Despite the exhausting events of the day, Elizabeth did not sleep soundly through the night. She awoke at one point with the onslaught of a wicked hangover, feeling feverish and thirsty but too confused by her new surroundings to get up and set out in search of water. She was almost asleep again when she heard hushed voices. Sensing urgency, it took her a moment to locate the source. She sat up in bed, pulling her cotton comforter around her, not from the chill of the open window but for modesty’s sake, because she slept in her birthday jammies. Leaning toward the ledge of the window, she saw Dusie standing on the landing of the fire escape below, wearing nothing but a white tee shirt, underpants, and bobbie socks.

Pip was calling to her quietly from the window, trying to coax her back into their room, but Dusie mewled meekly, "Leave me alone."
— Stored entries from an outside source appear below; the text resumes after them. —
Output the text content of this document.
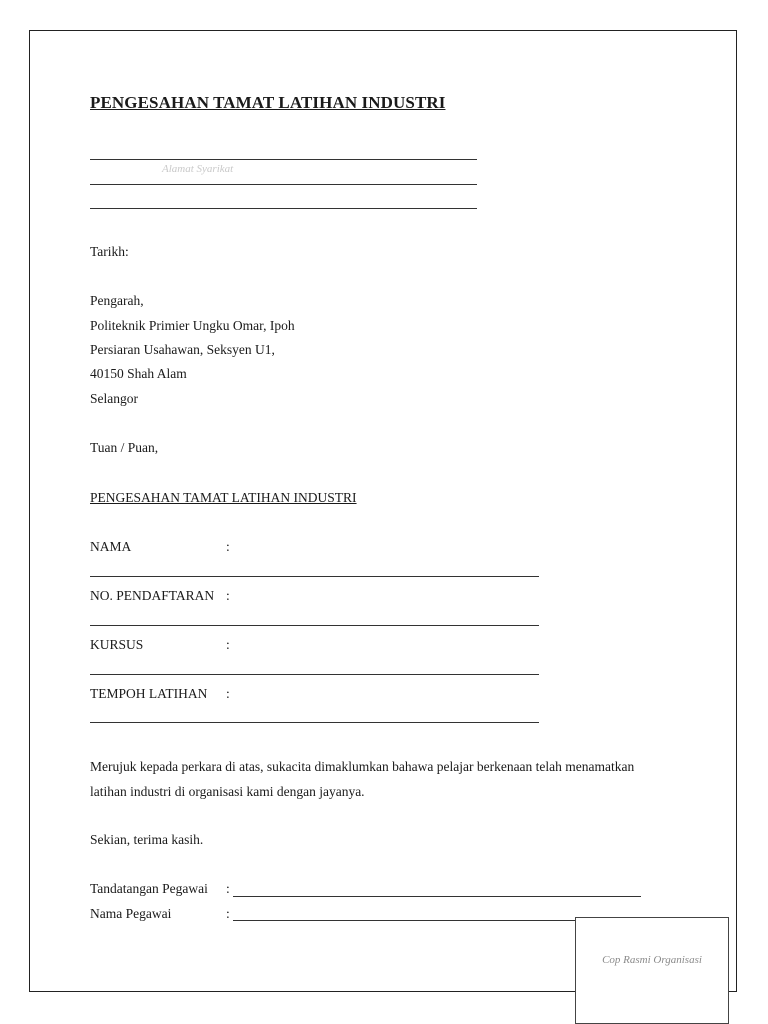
PENGESAHAN TAMAT LATIHAN INDUSTRI
Alamat Syarikat
Tarikh:
Pengarah,
Politeknik Primier Ungku Omar, Ipoh
Persiaran Usahawan, Seksyen U1,
40150 Shah Alam
Selangor
Tuan / Puan,
PENGESAHAN TAMAT LATIHAN INDUSTRI
NAMA	:
NO. PENDAFTARAN :
KURSUS	:
TEMPOH LATIHAN :
Merujuk kepada perkara di atas, sukacita dimaklumkan bahawa pelajar berkenaan telah menamatkan
latihan industri di organisasi kami dengan jayanya.
Sekian, terima kasih.
Tandatangan Pegawai :
Nama Pegawai	:
Cop Rasmi Organisasi
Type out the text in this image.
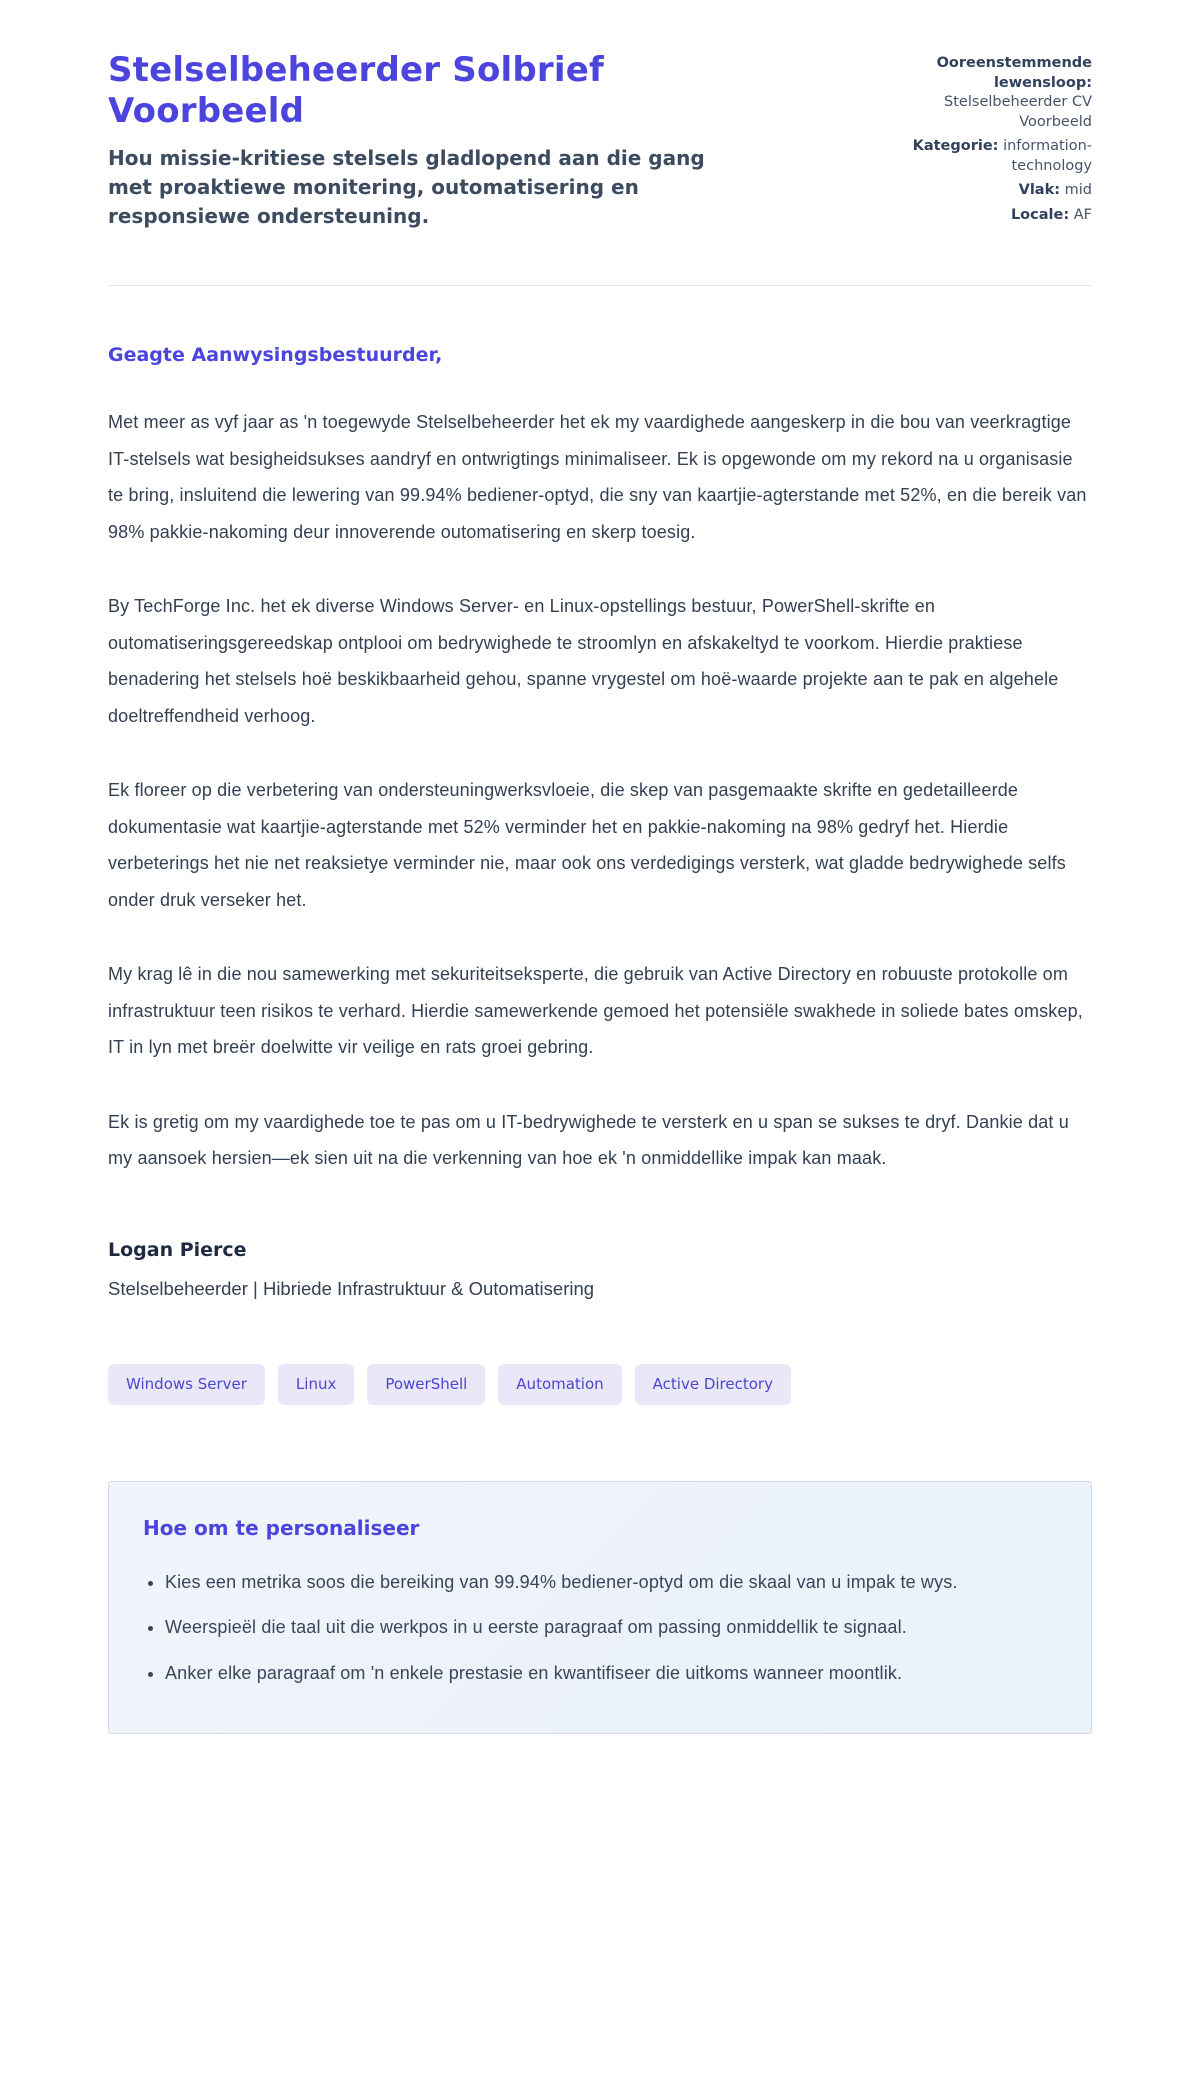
Stelselbeheerder Solbrief Voorbeeld
Hou missie-kritiese stelsels gladlopend aan die gang met proaktiewe monitering, outomatisering en responsiewe ondersteuning.
Ooreenstemmende lewensloop:
Stelselbeheerder CV Voorbeeld
Kategorie: information-technology
Vlak: mid
Locale: AF

Geagte Aanwysingsbestuurder,

Met meer as vyf jaar as 'n toegewyde Stelselbeheerder het ek my vaardighede aangeskerp in die bou van veerkragtige IT-stelsels wat besigheidsukses aandryf en ontwrigtings minimaliseer. Ek is opgewonde om my rekord na u organisasie te bring, insluitend die lewering van 99.94% bediener-optyd, die sny van kaartjie-agterstande met 52%, en die bereik van 98% pakkie-nakoming deur innoverende outomatisering en skerp toesig.

By TechForge Inc. het ek diverse Windows Server- en Linux-opstellings bestuur, PowerShell-skrifte en outomatiseringsgereedskap ontplooi om bedrywighede te stroomlyn en afskakeltyd te voorkom. Hierdie praktiese benadering het stelsels hoë beskikbaarheid gehou, spanne vrygestel om hoë-waarde projekte aan te pak en algehele doeltreffendheid verhoog.

Ek floreer op die verbetering van ondersteuningwerksvloeie, die skep van pasgemaakte skrifte en gedetailleerde dokumentasie wat kaartjie-agterstande met 52% verminder het en pakkie-nakoming na 98% gedryf het. Hierdie verbeterings het nie net reaksietye verminder nie, maar ook ons verdedigings versterk, wat gladde bedrywighede selfs onder druk verseker het.

My krag lê in die nou samewerking met sekuriteitseksperte, die gebruik van Active Directory en robuuste protokolle om infrastruktuur teen risikos te verhard. Hierdie samewerkende gemoed het potensiële swakhede in soliede bates omskep, IT in lyn met breër doelwitte vir veilige en rats groei gebring.

Ek is gretig om my vaardighede toe te pas om u IT-bedrywighede te versterk en u span se sukses te dryf. Dankie dat u my aansoek hersien—ek sien uit na die verkenning van hoe ek 'n onmiddellike impak kan maak.

Logan Pierce

Stelselbeheerder | Hibriede Infrastruktuur & Outomatisering

Windows Server	Linux	PowerShell	Automation	Active Directory
Hoe om te personaliseer
• Kies een metrika soos die bereiking van 99.94% bediener-optyd om die skaal van u impak te wys.
• Weerspieël die taal uit die werkpos in u eerste paragraaf om passing onmiddellik te signaal.
• Anker elke paragraaf om 'n enkele prestasie en kwantifiseer die uitkoms wanneer moontlik.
"Come back inside. Please."

"No."
"Come on, Baby D. I said I was sorry."
There it was again, that oddly demonstrative, possibly sexist pet name.
"You’re shivering, Baby, come on in."
"So what? Who cares? Fuck you." Dusie's curse, like her aspect, was more tearful than enraged, more self-pitying than spiteful.
Pip stepped out onto the fire escape and took Dusie by the arm to lead her back into the room.
Elizabeth fell back into bed, in an agitated state, but relaxed somewhat when she heard Dusie giggling, only to find herself tensing up again when, after a telling silence, she heard a moan.